The U.S. is still, by far, the biggest importer of Canadian seafood, but China has quickly gained ground and is now the number two export market.

China will be an important factor in the 2021 lobster season. Ironically, it is the first major country and seafood import market to show an economic recovery from the pandemic.

Sackton said that China’s September purchasing index was actually 60 per cent higher than the forecast, adding that the Asian powerhouse is the only major economy expected to post a 2020 gross domestic product (GDP) increase.

But the current Chinese market is still a challenging one.

“Imports of other foreign foods to China have slowed due to the country’s inspections and campaigns against imported food. This will have an impact on lobster sales, even with a strong New Year’s celebration. As a result, China may not match prior years’ imports. Import and shipping delays due to overloaded inspectors will also create expensive problems for shippers, not to mention that all imported seafood requires COVID-19-free certificates.”

So, is there a slight gimmer at the end of the proverbial pandemic tunnel?
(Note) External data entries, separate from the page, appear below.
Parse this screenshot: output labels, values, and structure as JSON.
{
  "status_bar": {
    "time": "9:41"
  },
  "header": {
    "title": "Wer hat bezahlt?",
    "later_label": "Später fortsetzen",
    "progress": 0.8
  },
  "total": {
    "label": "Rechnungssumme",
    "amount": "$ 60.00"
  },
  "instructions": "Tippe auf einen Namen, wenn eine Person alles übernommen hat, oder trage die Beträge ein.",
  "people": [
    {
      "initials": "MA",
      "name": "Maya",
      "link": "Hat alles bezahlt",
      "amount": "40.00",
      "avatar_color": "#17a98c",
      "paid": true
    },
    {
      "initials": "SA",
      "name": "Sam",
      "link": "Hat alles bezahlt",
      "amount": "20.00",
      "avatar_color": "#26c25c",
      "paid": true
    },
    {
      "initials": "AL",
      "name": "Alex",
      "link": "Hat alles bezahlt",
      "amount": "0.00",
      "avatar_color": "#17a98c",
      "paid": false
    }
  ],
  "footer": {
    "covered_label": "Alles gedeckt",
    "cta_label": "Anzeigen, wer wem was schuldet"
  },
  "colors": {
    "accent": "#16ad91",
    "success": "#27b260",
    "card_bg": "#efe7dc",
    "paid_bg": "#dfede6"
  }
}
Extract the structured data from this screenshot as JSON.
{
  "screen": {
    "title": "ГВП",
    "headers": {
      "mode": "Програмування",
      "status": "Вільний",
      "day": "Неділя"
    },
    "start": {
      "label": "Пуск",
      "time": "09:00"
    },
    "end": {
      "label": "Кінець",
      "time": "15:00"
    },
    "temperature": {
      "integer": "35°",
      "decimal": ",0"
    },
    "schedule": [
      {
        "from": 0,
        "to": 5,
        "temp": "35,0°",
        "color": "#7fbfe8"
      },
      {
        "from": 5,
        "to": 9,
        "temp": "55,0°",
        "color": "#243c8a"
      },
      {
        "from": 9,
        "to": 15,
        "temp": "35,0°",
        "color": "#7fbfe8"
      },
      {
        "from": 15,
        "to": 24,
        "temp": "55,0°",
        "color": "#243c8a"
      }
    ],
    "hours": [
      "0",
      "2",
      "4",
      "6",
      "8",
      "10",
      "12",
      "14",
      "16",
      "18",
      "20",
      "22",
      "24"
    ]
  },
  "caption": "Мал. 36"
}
It certainly appears to be.

With vaccinations now starting to roll out across North America and other parts of the world, consumer spending and confidence will slowly start to bounce back, as well as other restaurant and hospitality-related industries.

There is no doubt that the seafood industry, notably lobster, fared much better than others through 2020. Let’s hope now that harvesters have a safe and productive season, prices start to rebound and the demand for Atlantic Canadian seafood continues to grow.